Need help fixing a Django 404 error, not finding a static page using URLConf
My Django project is a single-application website where the homepage shows articles/posts from my database, and will have pages for tag topics and year/month archives. All other pages are static pages for photo and video galleries, and an about page — they don't use the database at all.
I'm trying to get one of the static pages to display, but I keep running into a 404 error with the following (note: I replaced the application's name with "<app_name>"):
No article found matching the query
Request Method: GET
Request URL: http://127.0.0.1:8000/illustrations
Raised by: <app_name>.views.ArticleDetailView
Using the URLconf defined in website.urls, Django tried these URL patterns, in this order:
admin
[name='home']
<slug:slug> [name='article_detail']
The current path, illustrations, matched the last one.
The homepage shows all articles in ListView, and you can click individual articles to view them in DetailView with the designated slug as the URL. The "illustrations" file is a separate static HTML page I'll use that has nothing to do with the database or either of the List or Detail views.

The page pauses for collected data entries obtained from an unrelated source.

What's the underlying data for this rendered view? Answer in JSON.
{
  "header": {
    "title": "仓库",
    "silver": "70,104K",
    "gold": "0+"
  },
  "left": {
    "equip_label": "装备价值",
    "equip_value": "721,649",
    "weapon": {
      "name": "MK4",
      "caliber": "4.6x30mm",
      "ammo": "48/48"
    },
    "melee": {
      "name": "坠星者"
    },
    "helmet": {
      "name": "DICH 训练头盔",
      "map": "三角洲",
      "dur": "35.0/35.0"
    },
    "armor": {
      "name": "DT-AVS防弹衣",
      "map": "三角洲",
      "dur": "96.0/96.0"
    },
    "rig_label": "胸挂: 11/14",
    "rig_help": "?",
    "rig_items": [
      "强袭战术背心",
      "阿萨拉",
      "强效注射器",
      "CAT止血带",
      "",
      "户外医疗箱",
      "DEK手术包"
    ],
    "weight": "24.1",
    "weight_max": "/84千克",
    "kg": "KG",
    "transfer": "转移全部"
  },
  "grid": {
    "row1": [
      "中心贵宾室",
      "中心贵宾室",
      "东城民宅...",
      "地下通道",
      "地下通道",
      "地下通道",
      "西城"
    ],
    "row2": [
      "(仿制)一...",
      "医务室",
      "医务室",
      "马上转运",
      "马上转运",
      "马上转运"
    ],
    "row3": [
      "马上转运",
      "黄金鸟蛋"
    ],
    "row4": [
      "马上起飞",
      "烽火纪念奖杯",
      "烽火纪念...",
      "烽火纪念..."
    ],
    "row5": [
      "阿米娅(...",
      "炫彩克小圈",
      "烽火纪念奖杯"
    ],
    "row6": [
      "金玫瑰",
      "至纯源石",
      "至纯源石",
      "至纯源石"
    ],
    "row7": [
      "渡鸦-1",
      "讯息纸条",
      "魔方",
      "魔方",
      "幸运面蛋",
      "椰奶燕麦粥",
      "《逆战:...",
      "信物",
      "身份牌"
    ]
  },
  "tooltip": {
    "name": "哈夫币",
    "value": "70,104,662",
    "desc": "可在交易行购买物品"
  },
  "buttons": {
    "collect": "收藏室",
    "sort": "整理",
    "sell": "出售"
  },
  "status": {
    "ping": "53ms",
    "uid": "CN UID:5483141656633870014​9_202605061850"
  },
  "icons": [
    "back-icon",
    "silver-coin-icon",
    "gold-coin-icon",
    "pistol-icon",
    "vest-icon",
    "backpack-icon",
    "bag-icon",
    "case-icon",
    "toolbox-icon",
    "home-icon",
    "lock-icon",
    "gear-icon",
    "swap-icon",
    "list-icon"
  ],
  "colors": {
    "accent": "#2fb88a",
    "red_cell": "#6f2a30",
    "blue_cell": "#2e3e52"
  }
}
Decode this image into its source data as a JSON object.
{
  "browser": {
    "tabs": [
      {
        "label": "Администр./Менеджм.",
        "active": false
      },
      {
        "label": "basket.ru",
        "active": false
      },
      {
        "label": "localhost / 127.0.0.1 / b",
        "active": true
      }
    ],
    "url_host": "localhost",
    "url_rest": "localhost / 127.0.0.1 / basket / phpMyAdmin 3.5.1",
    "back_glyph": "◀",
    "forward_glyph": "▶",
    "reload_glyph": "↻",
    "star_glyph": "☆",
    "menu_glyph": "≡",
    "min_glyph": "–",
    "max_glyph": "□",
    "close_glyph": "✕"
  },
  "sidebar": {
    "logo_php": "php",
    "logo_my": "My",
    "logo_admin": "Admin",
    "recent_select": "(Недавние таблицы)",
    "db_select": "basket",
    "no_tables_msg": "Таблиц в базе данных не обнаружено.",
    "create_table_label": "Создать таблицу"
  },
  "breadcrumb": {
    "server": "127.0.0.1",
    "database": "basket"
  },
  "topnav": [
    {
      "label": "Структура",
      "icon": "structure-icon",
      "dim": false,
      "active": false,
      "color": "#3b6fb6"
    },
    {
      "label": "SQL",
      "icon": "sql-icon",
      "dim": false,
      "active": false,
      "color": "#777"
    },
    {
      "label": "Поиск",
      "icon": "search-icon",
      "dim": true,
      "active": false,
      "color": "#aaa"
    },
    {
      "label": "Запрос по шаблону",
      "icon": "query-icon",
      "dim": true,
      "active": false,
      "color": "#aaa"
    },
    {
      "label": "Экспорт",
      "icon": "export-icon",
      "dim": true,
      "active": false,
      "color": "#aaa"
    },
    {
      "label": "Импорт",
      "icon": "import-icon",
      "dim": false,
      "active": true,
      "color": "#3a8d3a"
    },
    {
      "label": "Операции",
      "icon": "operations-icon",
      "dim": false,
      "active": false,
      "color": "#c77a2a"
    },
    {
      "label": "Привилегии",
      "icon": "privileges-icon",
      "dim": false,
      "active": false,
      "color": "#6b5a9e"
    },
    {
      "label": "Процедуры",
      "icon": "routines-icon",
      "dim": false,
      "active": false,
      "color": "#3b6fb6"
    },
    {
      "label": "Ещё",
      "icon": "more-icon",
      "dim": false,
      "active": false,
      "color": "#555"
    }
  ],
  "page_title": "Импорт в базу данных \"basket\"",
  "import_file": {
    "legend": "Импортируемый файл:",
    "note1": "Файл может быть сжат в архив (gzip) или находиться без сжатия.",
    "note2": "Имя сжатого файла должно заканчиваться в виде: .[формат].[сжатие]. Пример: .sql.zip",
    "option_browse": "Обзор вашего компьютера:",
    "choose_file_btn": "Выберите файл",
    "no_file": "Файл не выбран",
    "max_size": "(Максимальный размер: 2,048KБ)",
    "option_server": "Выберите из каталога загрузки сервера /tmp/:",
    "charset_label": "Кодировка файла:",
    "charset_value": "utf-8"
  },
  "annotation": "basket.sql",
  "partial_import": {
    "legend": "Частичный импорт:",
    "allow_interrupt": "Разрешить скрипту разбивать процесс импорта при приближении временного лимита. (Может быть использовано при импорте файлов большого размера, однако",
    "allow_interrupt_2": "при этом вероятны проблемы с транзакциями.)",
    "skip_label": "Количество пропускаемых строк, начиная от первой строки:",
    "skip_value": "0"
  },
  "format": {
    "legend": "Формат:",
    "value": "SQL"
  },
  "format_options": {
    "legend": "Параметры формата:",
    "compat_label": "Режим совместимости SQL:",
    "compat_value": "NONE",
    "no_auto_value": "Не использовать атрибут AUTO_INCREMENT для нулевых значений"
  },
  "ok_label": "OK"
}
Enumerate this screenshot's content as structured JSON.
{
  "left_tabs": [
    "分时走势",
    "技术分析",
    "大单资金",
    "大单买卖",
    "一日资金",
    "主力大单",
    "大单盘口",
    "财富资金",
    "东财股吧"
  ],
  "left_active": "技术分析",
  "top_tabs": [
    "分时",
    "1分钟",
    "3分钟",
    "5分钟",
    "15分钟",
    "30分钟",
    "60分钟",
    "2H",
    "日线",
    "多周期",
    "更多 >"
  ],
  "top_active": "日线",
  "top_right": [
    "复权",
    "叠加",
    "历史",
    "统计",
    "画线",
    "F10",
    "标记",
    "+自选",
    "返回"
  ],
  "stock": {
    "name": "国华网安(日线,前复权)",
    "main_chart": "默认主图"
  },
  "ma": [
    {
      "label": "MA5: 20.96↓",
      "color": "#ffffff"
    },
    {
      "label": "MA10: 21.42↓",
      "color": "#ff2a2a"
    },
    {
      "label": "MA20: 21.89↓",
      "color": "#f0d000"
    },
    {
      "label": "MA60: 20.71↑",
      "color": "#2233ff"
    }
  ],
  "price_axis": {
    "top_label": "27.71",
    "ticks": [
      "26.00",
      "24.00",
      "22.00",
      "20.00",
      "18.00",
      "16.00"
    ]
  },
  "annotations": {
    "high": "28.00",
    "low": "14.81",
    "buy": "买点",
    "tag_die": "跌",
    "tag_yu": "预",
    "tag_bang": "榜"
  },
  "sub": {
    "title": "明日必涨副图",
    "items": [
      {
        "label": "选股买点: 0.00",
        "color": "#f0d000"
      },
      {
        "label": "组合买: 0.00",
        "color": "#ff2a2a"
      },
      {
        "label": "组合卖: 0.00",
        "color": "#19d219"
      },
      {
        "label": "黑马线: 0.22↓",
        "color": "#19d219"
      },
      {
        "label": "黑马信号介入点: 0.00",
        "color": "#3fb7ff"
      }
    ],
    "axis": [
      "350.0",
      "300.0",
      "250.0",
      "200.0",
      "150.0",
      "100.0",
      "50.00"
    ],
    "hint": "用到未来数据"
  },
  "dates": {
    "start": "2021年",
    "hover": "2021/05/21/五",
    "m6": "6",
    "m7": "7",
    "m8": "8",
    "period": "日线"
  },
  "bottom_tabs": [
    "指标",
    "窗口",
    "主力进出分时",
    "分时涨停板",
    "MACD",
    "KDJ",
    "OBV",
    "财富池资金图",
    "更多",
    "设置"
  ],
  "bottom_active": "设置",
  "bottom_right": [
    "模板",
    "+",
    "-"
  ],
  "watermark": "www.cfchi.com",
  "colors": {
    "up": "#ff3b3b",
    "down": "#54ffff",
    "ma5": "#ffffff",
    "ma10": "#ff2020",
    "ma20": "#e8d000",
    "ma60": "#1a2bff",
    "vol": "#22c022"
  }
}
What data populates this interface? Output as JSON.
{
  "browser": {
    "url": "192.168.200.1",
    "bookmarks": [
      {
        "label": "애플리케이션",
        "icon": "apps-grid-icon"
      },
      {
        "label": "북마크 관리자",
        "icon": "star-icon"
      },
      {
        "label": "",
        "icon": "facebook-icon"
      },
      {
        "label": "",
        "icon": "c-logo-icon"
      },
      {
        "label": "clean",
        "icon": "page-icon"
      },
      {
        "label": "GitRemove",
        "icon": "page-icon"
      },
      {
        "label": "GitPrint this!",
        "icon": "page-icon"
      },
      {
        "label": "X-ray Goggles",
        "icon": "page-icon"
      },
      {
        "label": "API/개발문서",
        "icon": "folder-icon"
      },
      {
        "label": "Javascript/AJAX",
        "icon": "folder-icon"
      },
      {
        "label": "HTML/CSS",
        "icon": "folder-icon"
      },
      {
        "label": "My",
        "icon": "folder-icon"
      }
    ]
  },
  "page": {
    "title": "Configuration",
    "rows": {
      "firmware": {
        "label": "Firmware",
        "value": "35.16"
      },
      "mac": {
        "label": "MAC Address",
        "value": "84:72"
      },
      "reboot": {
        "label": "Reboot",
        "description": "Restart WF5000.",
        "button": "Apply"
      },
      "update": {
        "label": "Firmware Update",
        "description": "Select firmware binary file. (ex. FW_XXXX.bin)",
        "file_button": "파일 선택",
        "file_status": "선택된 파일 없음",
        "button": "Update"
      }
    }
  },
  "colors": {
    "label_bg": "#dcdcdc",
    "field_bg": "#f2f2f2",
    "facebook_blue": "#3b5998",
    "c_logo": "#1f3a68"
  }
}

I can't tell if I should make the homepage a separate app, or if I just need to change my URLs/Views files. (I'm learning Django and Python, so I'm definitely learning as I go along here.)
Here's views.py:
from django.shortcuts import render
from django.views import generic
from .models import Article
from django.http import JsonResponse # Ignore for now, I just put this here for when I work on making a JSON feed
class ArticleListView(generic.ListView):
model = Article
paginate_by = 6
template_name = "index.html"
class ArticleDetailView(generic.DetailView):
model = Article
template_name = "article.html"
def illustrations(request):
return render(request, "illustrations.html")
urls.py (project):
from django.contrib import admin
from django.conf import settings
from django.urls import path, include
from django.conf.urls.static import static
urlpatterns = [
path('admin', admin.site.urls),
path("", include("<app_name>.urls")),
]
if settings.DEBUG: # new
urlpatterns + static(settings.STATIC_URL, document_root=settings.STATIC_ROOT)
urls.py (app):
from django.urls import path
from . import views
from django.conf.urls.static import static # Not sure if needed
from django.views.generic import TemplateView
from .views import ArticleListView, ArticleDetailView
# For setup info, see https://learndjango.com/tutorials/django-file-and-image-uploads-tutorial
urlpatterns = [
path("", ArticleListView.as_view(), name="home"), # This is index.html,
path("<slug:slug>", ArticleDetailView.as_view(), name="article_detail"),
path("illustrations", views.illustrations, name="illustrations"),
]
It's because Django doesn't know that "illustrations" isn't a slug for your model. slug
type will match any alphanumeric character, hyphen, or underscore (regex [A-Za-z0-9-_]
.
Django always proceeds with the first url pattern that matches, so it never reaches your intended url for "illustrations".
Options to fix:
1. Move "illustrations" url pattern above ArticleDetailView
# <app>.urls.py
urlpatterns = [
path("", ArticleListView.as_view(), name="home"), # This is index.html,
path("illustrations", views.illustrations, name="illustrations"),
path("<slug:slug>", ArticleDetailView.as_view(), name="article_detail"),
]
-Note: You could also most illustrations
to your project.urls
since that gets evald first.
2. Prefix the DetailView url so that "illustrations" doesn't match
# <app>.urls.py
urlpatterns = [
path("", ArticleListView.as_view(), name="home"), # This is index.html,
path("articles/<slug:slug>", ArticleDetailView.as_view(), name="article_detail"),
path("illustrations", views.illustrations, name="illustrations"),
]
Note:
The second method gets you closer to a more "traditional" URL/API naming scheme. Would suggest you also change ListView to "/articles/". This isn't an issue when you've only got one app, but once you add another (like "editorials" or something), it's easy to duplicate the URL scheme with "/editorials/" and "/editorials/".
Protip:
Check out django-debug-toolbar if you run into more issues with templates/views/urls etc. <5 minutes to set up and gives WAY more useful debug info than vanilla django.
More Tips:
If adding the "app" prefix the urls, do it in the project.urls
file where you import the .urls file (then you can keep your existing name structure in /urls b/c every url will have "your_app/" prefixed to the url.
You don't have to split the url file, especially with one app. It's not wrong or anything, but can make it easier to find things when all urls are together.